Viaggio in Timor Est

Diario di un ritorno nel Sud Est asiatico. Pietro Raimondi, milanese, sacerdote e insegnante presso i centri professionali delle suore salesiane, ogni settimana ci invierà una foto simbolo, con un suo racconto. Iniziamo oggi il nostro viaggio!  

Tutto è pronto per partire: la borsa da imbarcare, lo zaino con le macchine fotografiche, gli anfibi da foresta tropicale. Ogni anno si è più esperti, ma ogni anno più emozionati.

«Perché torni da noi?». Colpisce questa domanda, perché a porla sono “loro”, quelli da cui vado.  Sono i miei ritorni, infatti, a destare curiosità. Come dire: che abbiamo mai di bello da offrire noi quaggiù, su quest’isoletta dimenticata, a uno come te che viene dal mondo bianco, dal mondo bello, dal mondo in cui si sta bene?

E tu come glielo spieghi il vuoto che abbiamo dentro, noi che abbiamo una casa piena di cose e vuota d’amici, noi che chiamiamo “fame” ciò che è solo un po’ di appetito, noi che abbiamo problemi di vestiario, ma solo perché non ci sta più nell’armadio?
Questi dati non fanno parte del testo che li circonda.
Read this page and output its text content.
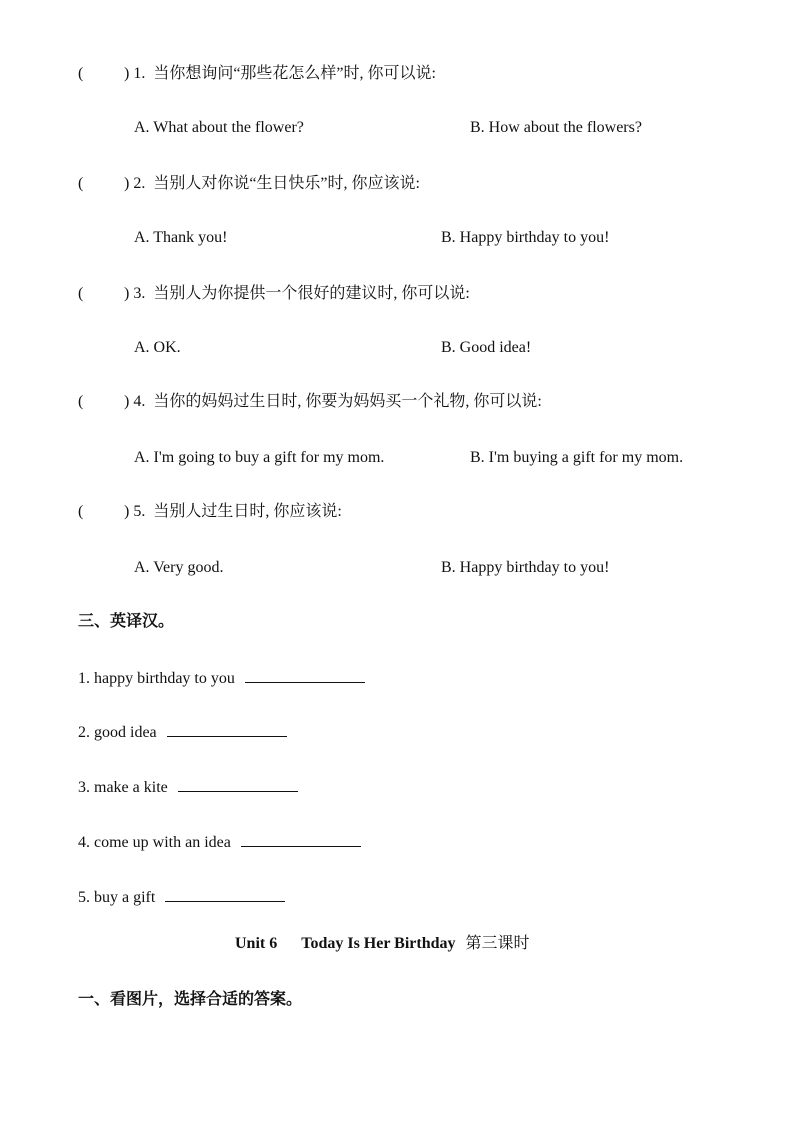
(	) 1. 当你想询问“那些花怎么样”时, 你可以说:
A. What about the flower?	B. How about the flowers?
(	) 2. 当别人对你说“生日快乐”时, 你应该说:
A. Thank you!	B. Happy birthday to you!
(	) 3. 当别人为你提供一个很好的建议时, 你可以说:
A. OK.	B. Good idea!
(	) 4. 当你的妈妈过生日时, 你要为妈妈买一个礼物, 你可以说:
A. I'm going to buy a gift for my mom.	B. I'm buying a gift for my mom.
(	) 5. 当别人过生日时, 你应该说:
A. Very good.	B. Happy birthday to you!
三、英译汉。
1. happy birthday to you
2. good idea
3. make a kite
4. come up with an idea
5. buy a gift
Unit 6 Today Is Her Birthday 第三课时
一、看图片，选择合适的答案。
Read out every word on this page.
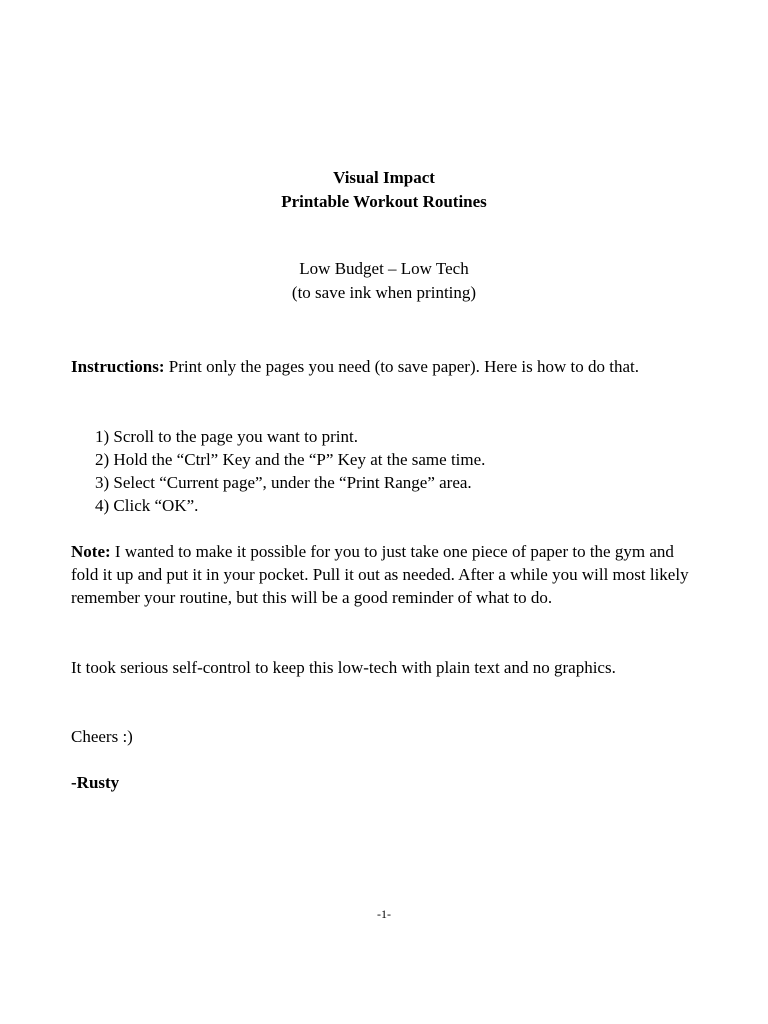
Visual Impact
Printable Workout Routines
Low Budget – Low Tech
(to save ink when printing)
Instructions: Print only the pages you need (to save paper). Here is how to do that.
1) Scroll to the page you want to print.
2) Hold the “Ctrl” Key and the “P” Key at the same time.
3) Select “Current page”, under the “Print Range” area.
4) Click “OK”.
Note: I wanted to make it possible for you to just take one piece of paper to the gym and fold it up and put it in your pocket. Pull it out as needed. After a while you will most likely remember your routine, but this will be a good reminder of what to do.
It took serious self-control to keep this low-tech with plain text and no graphics.
Cheers :)
-Rusty
-1-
Io non vado ad aiutare, a scavare pozzi, a costruire scuole, a insegnare nulla a nessuno. Non vado a costruire chiese o a organizzare oratori feriali dove le ferie semplicemente non ci sono…

Vado a imparare, a cambiare idea, a osservare la gente e la vita. Vado a convertire la mia mentalità, a innamorarmi dell’umanità. Ho scoperto d’essere un pesce tropicale nato in un magnifico acquario, di quelli dei salotti delle case bene. Un acquario molto grande, tenuto benissimo, con pesci belli e meno, con amici cari e nemici aggressivi, ma pur sempre un acquario.

Quando ho fatto un guizzo fuori e mi sono trovato in acque libere, ho scoperto l’illusione. Mi sono visto da lontano. Ho visto il vetro della vasca, il termostato perfetto, il cibo calibrato, lo stress delle correnti artificiali. Quando rientro in quella vasca, non riesco a non pensare alla vita, quella vera, quella in mare aperto e selvaggio.

La vita dove le spiagge sono incantevoli ma senza bagnini ed ombrelloni, frequentate più da coccodrilli che da umani. La vita dove le capanne di bamboo e le case sugli alberi non sono al parco avventura ma sono case di uomini. La vita dove il tempo scorre diverso e i compleanni si festeggiano con una forza pari al dolore della morte dei tuoi coetanei, quelli che non ce l’hanno fatta a spegnare 18 candeline. La vita, insomma, che vivono un po’ tutti. A parte noi, i pesci dietro i vetri dell’acquario.